Annmarie Tuxbury

Personal information
- Born: April 16, 1994 (age 32) New Hartford, Connecticut, United States

Sport
- Country: United States
- Event(s): Marathon, half marathon
- College team: Bryant University
- Team: ZAP Endurance

Achievements and titles
- Personal best(s): Marathon: 2:30:04 Half Marathon: 1:12:00

= Annmarie Tuxbury =

American distance runner (born 1994)

Annmarie Tuxbury is an American distance runner who specializes in the marathon. She ran collegiately for Bryant University before shifting to longer distances after graduating. She competed in the U.S. Olympic Trials Marathon in 2020 and 2024.

==Early life==
Tuxbury grew up in New Hartford, Connecticut and attended Northwestern Regional High School, graduating in 2012. She was an All-State runner four times and won the 2011 Connecticut Class M Cross Country Championship. Tuxbury enrolled at Bryant University, where she ran times of 17:14 for 5,000 meters and 36:18 for 10,000 meters, but she never qualified for an NCAA Championship.

==Career==
=== 2016 to 2021 ===
The summer after graduating from college, Tuxbury placed 20th at the 2016 USA 20 km Championship in New Haven, CT. She improved on that in 2017 with an 18th-place finish, and she cracked the top ten in 2018, placing 8th.

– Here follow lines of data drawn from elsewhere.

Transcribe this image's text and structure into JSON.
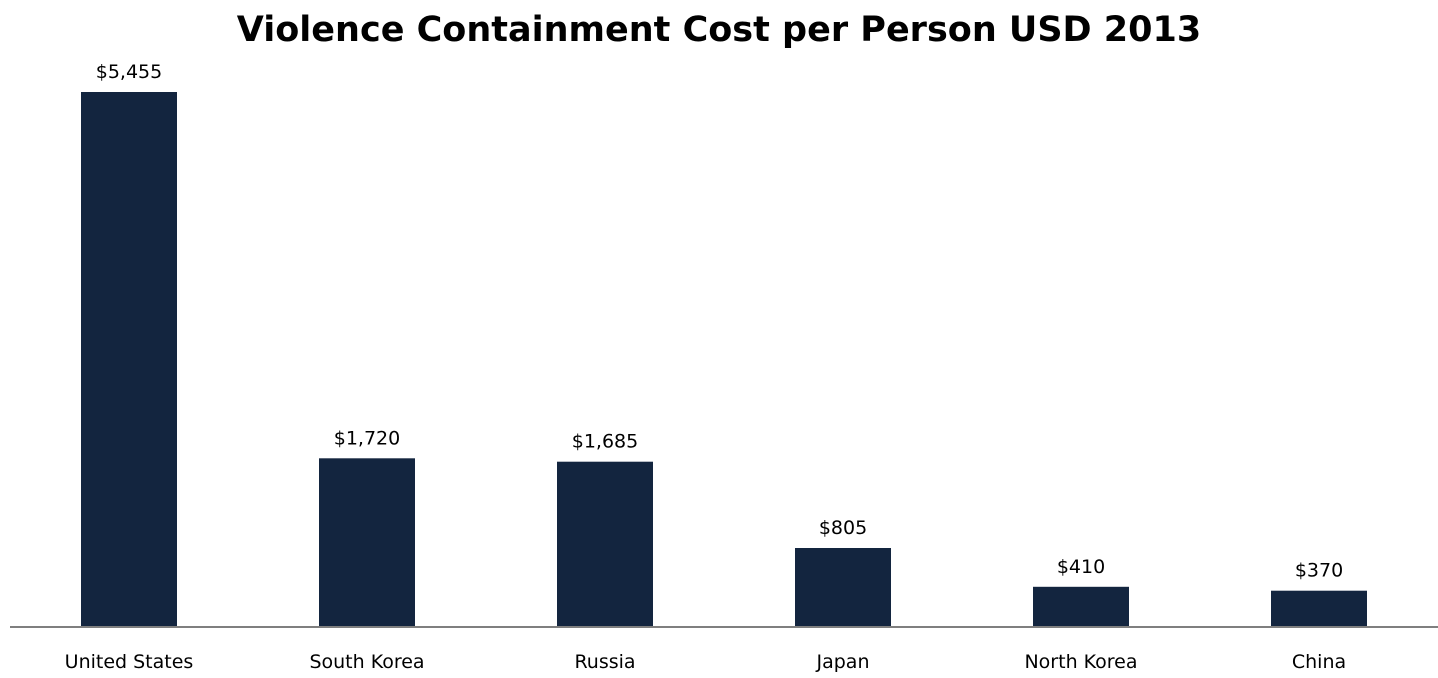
{
  "chart_data": {
    "type": "bar",
    "title": "Violence Containment Cost per Person USD 2013",
    "xlabel": "",
    "ylabel": "",
    "categories": [
      "United States",
      "South Korea",
      "Russia",
      "Japan",
      "North Korea",
      "China"
    ],
    "values": [
      5455,
      1720,
      1685,
      805,
      410,
      370
    ],
    "data_labels": [
      "$5,455",
      "$1,720",
      "$1,685",
      "$805",
      "$410",
      "$370"
    ],
    "ylim": [
      0,
      5455
    ],
    "grid": false,
    "legend": "none",
    "bar_color": "#13253f"
  }
}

In 2019, Tuxbury placed 2nd at the Richmond Half Marathon in a time of 1:12.37, which qualified her for the 2020 United States Olympic Trials (marathon) in Atlanta.

New England Runner Magazine named Tuxbury the Runner of the Year in 2018 and 2019.

At the Olympic Trials, Tuxbury placed 35th out of nearly 500 women with a time of 2:39:05. In the fall of 2020, Tuxbury ran the #2 times in US history for 15k, 10 miles and one hour on the track.

In 2021, she notched another top-10 finish at the USA 20 km Championship. Later that year at the USA Half Marathon Championship, Tuxbury placed 20th in a time of 1:14:46.

=== 2022 to Present ===

She returned to marathoning at the 2022 Boston Marathon, where she placed 23rd. Less than two months later, Tuxbury won the Vermont City Marathon in a time of 2:39:19. That summer, she logged top-20 finishes at the Beach to Beacon 10K and Falmouth Road Race.

In the fall of 2022, Tuxbury won the Hartford Half Marathon, and two months later she clocked a time of 2:31:31 at the California International Marathon. This result qualified her for the 2024 United States Olympic Trials (marathon).

Tuxbury placed 30th in the 2023 Chicago Marathon. In February 2024, she claimed 61st of 163 women at the Olympic Trials Marathon in Orlando. Her personal-best half marathon (1:12:00) and marathon (2:30:04) came later in 2024 at the Garry Bjorklund Half and California International Marathon, respectively. She also won the 2024 Hartford Half Marathon.

Tuxbury placed sixth at the 2026 Grandma's Marathon in a time of 2:35:00, which qualified her for the 2028 U.S. Olympic Trials.

As of December, 2022, she joined the elite racing team, ZAP Endurance, and is based in Blowing Rock, North Carolina.

==Personal==
In addition to running, Tuxbury works as a statistical analyst for Warren Rogers Associates.